Già l'uomo preistorico si cibava si cereali
macinati tra due pietre cotti in acqua bollente; stesso procedimento
eseguito dagli assiri, gli egiziani e i babilonesi.
Ad esempio in una tomba egizia eretta a Tebe sono
stati trovati grani di mais avvalorando ancor di più la tesi della
diffusione di questa pietanza già ai tempi degli egiziani.
Con il termine “pultem” in epoca romana si
intendeva indicare proprio la polenta.
La pultem era realizzata con un elemento simile
al grano ma più duro ovvero il farro; tale ingrediente veniva prima
tritato e poi posto a cottura ottenendo così una polenta poco
compatta servita con carne e formaggio.
Il rapporto, duraturo ancora oggi, tra polenta e
mais si intensificò solo dopo la scoperta del continente americano;
infatti prima della scoperta dell'America gli alimenti base della
polenta erano il grano saraceno, il farro, il panico, il sorgo e il
miglio.
Il mais secondo leggenda prese il nome da “Mahiz”

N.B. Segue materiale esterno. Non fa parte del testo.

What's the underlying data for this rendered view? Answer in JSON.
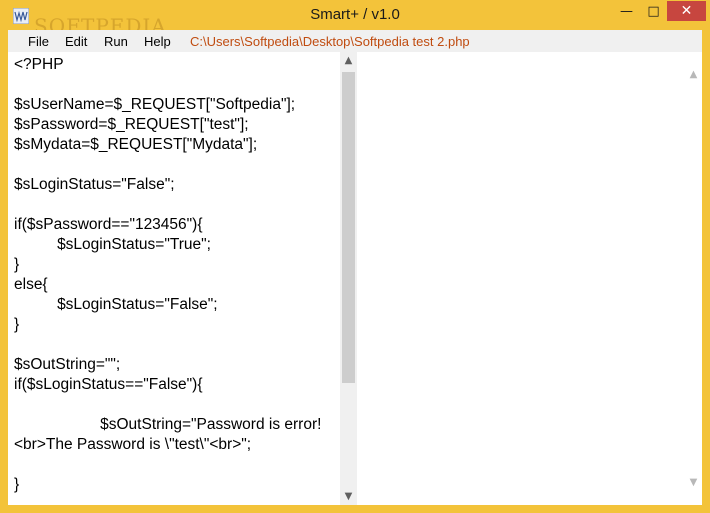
{
  "window": {
    "title": "Smart+ / v1.0",
    "watermark": "SOFTPEDIA",
    "controls": {
      "minimize": "—",
      "maximize": "□",
      "close": "✕"
    }
  },
  "menu": {
    "items": [
      "File",
      "Edit",
      "Run",
      "Help"
    ],
    "file_path": "C:\\Users\\Softpedia\\Desktop\\Softpedia test 2.php"
  },
  "editor": {
    "code": "<?PHP\n\n$sUserName=$_REQUEST[\"Softpedia\"];\n$sPassword=$_REQUEST[\"test\"];\n$sMydata=$_REQUEST[\"Mydata\"];\n\n$sLoginStatus=\"False\";\n\nif($sPassword==\"123456\"){\n          $sLoginStatus=\"True\";\n}\nelse{\n          $sLoginStatus=\"False\";\n}\n\n$sOutString=\"\";\nif($sLoginStatus==\"False\"){\n\n                    $sOutString=\"Password is error!\n<br>The Password is \\\"test\\\"<br>\";\n\n}"
  },
  "scrollbar": {
    "up": "▲",
    "down": "▼"
  },
  "colors": {
    "frame": "#f3c33a",
    "close": "#c7463f",
    "path": "#c04c10"
  }
}
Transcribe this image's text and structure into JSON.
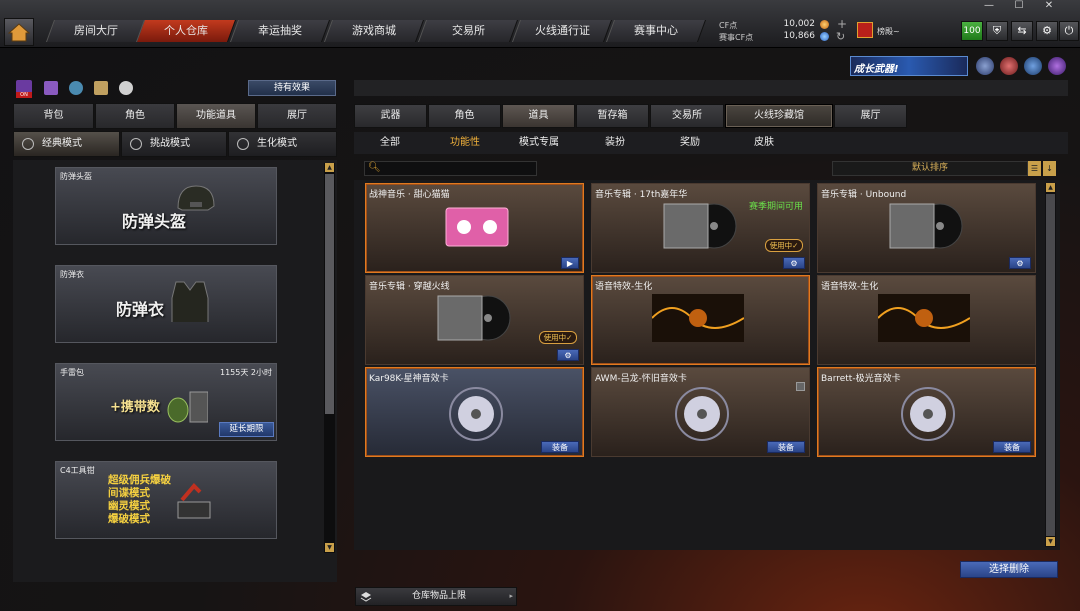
{
  "nav": {
    "tabs": [
      "房间大厅",
      "个人仓库",
      "幸运抽奖",
      "游戏商城",
      "交易所",
      "火线通行证",
      "赛事中心"
    ],
    "active_index": 1
  },
  "currency": {
    "cf_label": "CF点",
    "cf_value": "10,002",
    "event_cf_label": "赛事CF点",
    "event_cf_value": "10,866"
  },
  "user": {
    "rank_name": "榜殿~",
    "level_badge": "100"
  },
  "banner": {
    "text": "成长武器!"
  },
  "left": {
    "effect_button": "持有效果",
    "on_badge": "ON",
    "tabs": [
      "背包",
      "角色",
      "功能道具",
      "展厅"
    ],
    "active_tab": 2,
    "modes": [
      "经典模式",
      "挑战模式",
      "生化模式"
    ],
    "active_mode": 0,
    "cards": [
      {
        "title": "防弹头盔",
        "big": "防弹头盔"
      },
      {
        "title": "防弹衣",
        "big": "防弹衣"
      },
      {
        "title": "手雷包",
        "big": "+携带数",
        "time": "1155天 2小时",
        "button": "延长期限"
      },
      {
        "title": "C4工具钳",
        "lines": [
          "超级佣兵爆破",
          "间谍模式",
          "幽灵模式",
          "爆破模式"
        ]
      }
    ]
  },
  "right": {
    "tabs": [
      "武器",
      "角色",
      "道具",
      "暂存箱",
      "交易所",
      "火线珍藏馆",
      "展厅"
    ],
    "active_tab": 2,
    "filters": [
      "全部",
      "功能性",
      "模式专属",
      "装扮",
      "奖励",
      "皮肤"
    ],
    "active_filter": 1,
    "search_placeholder": "",
    "sort_label": "默认排序",
    "items": [
      {
        "title": "战神音乐 · 甜心猫猫",
        "button": "▶"
      },
      {
        "title": "音乐专辑 · 17th嘉年华",
        "season": "赛季期间可用",
        "inuse": "使用中✓"
      },
      {
        "title": "音乐专辑 · Unbound"
      },
      {
        "title": "音乐专辑 · 穿越火线",
        "inuse": "使用中✓"
      },
      {
        "title": "语音特效-生化"
      },
      {
        "title": "语音特效-生化"
      },
      {
        "title": "Kar98K-星神音效卡",
        "button": "装备"
      },
      {
        "title": "AWM-吕龙-怀旧音效卡",
        "button": "装备"
      },
      {
        "title": "Barrett-极光音效卡",
        "button": "装备"
      }
    ],
    "delete_button": "选择删除",
    "capacity_label": "仓库物品上限"
  }
}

parola pronunciata dagli indigeni Tainos per indicare i “grani
d'oro” scoperti da Cristoforo Colombo una volta approdato ad
Hispaniola (odierna isola dei Caraibi ospitante la Repubblica
Dominicana e Haiti); lo stesso Colombo denominerà “specie di fava”
il mais nelle lettere spedite alla famiglia reale spagnola.
Nel 1525 il mais prese piede in Europa ma già
precedentemente era stato diffuso in Portogallo e Spagna.
In Guatemala, Messico e Honduras i Maya con la
loro fiorente civiltà già coltivavano il mais (circa 3.000 anni fa);
ancora oggi il ciclo vitale di quelle popolazioni è legato
intrinsecamente al mais.
Una delle loro divinità più importanti, il dio
Xilotl, era legato al culto del mais.
Nel 1550-1555 nel Friuli già si parlava di
polenta preparata con farina gialla ma precedentemente le
popolazioni che abitavano in quella zona utilizzavano le “pultes
julianae” anticipando di molto le altre civiltà nell'uso dei
cereali.
Il granoturco è anche l'altra parola per
riferirsi al mais; sentendo questo nome ci si domanda il perché
della parola “turco” utilizzata per esprimere il cereale in
questione.
La spiegazione è da ricercare nelle usanze
lessicali del '500 che tendevano a generalizzare con la parola
“turco” tutti i vocaboli che si trovavano in stretta correlazione
con tutto ciò che era straniero e non “nazionale”.
Però questa non è l'unica spiegazione; infatti
un'altra ipotesi dell'utilizzo del termine turco per indicare il
granoturco è che coloro che coltivavano e si cibavano del mais
fossero a loro volta sotto il controllo dei turcomanni.
A Venezia, molto prima della scoperta
sensazionale di Cristoforo Colombo di un nuovo continente, venivano
prodotti i famosi zaleti, dei rustici dolcetti popolari , ottenuti
con farina gialla di mais.
Forse ci sono stati fisicamente scambi di
prodotti culinari tra Europa e Asia come testimoniarono viaggiatori
di origine tedesca che videro coltivazioni di mais lungo le pianure
del fiume Eufrate.
La data certa della diffusione del mais in Europa
è comunque da attribuire al XVII° secolo.
Le regioni in Italia in cui si diffuse la
polenta, chiamata anche "frumento a granelle grosse e gialle",
furono il Friuli e il Veneto.
Nelle paludi del Polinese e Friuli il mais fu
introdotto da Venezia e secondo Beggio Giovanni, studioso, nel 1554
si registrò la prima semina.
Essenzialmente la polenta costituiva l'alimento
base delle popolazioni meno abbienti che con questa pietanza
riuscivano a sfamarsi causando però il propagarsi della pellagra per
l'elevato uso di questo cibo.
Inizialmente si considerava la polenta un piatto
povero che da solo non conferiva all'individuo un apporto
nutrizionale notevole; odiernamente invece è considerata un
buonissimo elemento poiché costituito dal mais che contiene molte
proteine.
Per diventare un ottimo prodotto culinario
bisogna integrarla con alimenti secondari come fagioli, salsicce e
formaggio grattugiato e altri cibi.
Quindi sono proprio gli ingredienti considerati “contadini” a
rendere più ricchi di proteine, carboidrati, grassi, sali minerali e
vitamine i piatti che propongono come elemento base la polenta.